Belford, chair of the American Chemical Society’s Division of Chemical Education Committee on Computers in Chemical Education, will work in collaboration with Dr. David J. Wild, director of the Indiana University Cheminformatics Program, to pioneer the use of the Semantic Web and Distance Education.
The goal will be to bring high-impact education on practical informatics and cheminformatics techniques to chemistry undergraduates in a wide range of universities and smaller colleges. Their team will include a variety of experts in cheminformatics, chemical education, and information sciences. The intercollegiate course will be hosted by ACS CCCE.
UALR is the lead institution for the collaborative project.
“Advances in cheminformatics over the past couple decades have been so rapid that the traditional undergraduate curriculum has not kept up,” Belford said. “It will be a significant competitive asset for our students to be cognizant of these new technologies when they graduate.”
The goal of the grant is two-fold – to bring faculty up to par with recent advances and to provide students with these skills.

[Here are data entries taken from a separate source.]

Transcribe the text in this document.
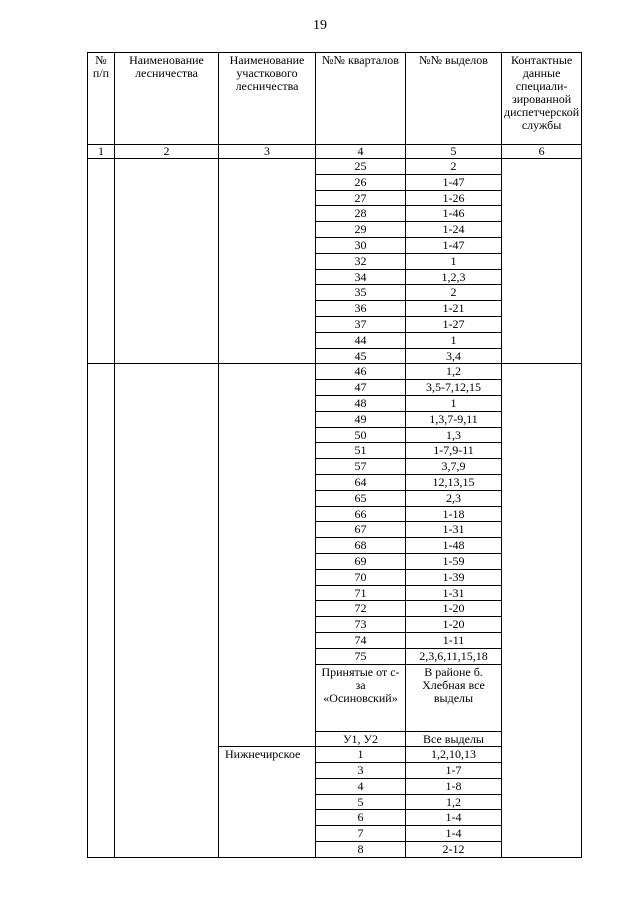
19
№ п/п	Наименование лесничества	Наименование участкового лесничества	№№ кварталов	№№ выделов	Контактные данные специали-зированной диспетчерской службы
1	2	3	4	5	6
			25	2	
			26	1-47	
			27	1-26	
			28	1-46	
			29	1-24	
			30	1-47	
			32	1	
			34	1,2,3	
			35	2	
			36	1-21	
			37	1-27	
			44	1	
			45	3,4	
			46	1,2	
			47	3,5-7,12,15	
			48	1	
			49	1,3,7-9,11	
			50	1,3	
			51	1-7,9-11	
			57	3,7,9	
			64	12,13,15	
			65	2,3	
			66	1-18	
			67	1-31	
			68	1-48	
			69	1-59	
			70	1-39	
			71	1-31	
			72	1-20	
			73	1-20	
			74	1-11	
			75	2,3,6,11,15,18	
			Принятые от с-за «Осиновский»	В районе б. Хлебная все выделы	
			У1, У2	Все выделы	
		Нижнечирское	1	1,2,10,13	
			3	1-7	
			4	1-8	
			5	1,2	
			6	1-4	
			7	1-4	
			8	2-12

“For students to graduate with the skills they need to excel as chemists they not only need to know the foundations and lab skills central to the science, but they also need to know how to communicate the results of their work, how to acquire and review the results of others’ work, and increasingly how to use computational and informatics techniques as part of their scientific discovery process,” Belford said.
According to Belford, this is more than just moving scientific communications beyond the traditional Gutenberg-era printed document.
“Sure social and semantic technologies are impacting the scientific discovery process by changing how scientists share and communicate information, but there is another aspect of cheminformatics which could be changing the very nature of how we solve problems,” he said. “That is, cheminformatic advances are changing the nature of the cognitive artifacts we use to represent and manipulate information, which in turn has the potential to enable the development of new schema for problem solving that could have a profound impact on the practice of science.”
Belford joined the UALR faculty in 2002 from the University of West Virginia where he was a visiting assistant professor of chemistry. He earned his Ph.D. in chemistry from Arizona State University.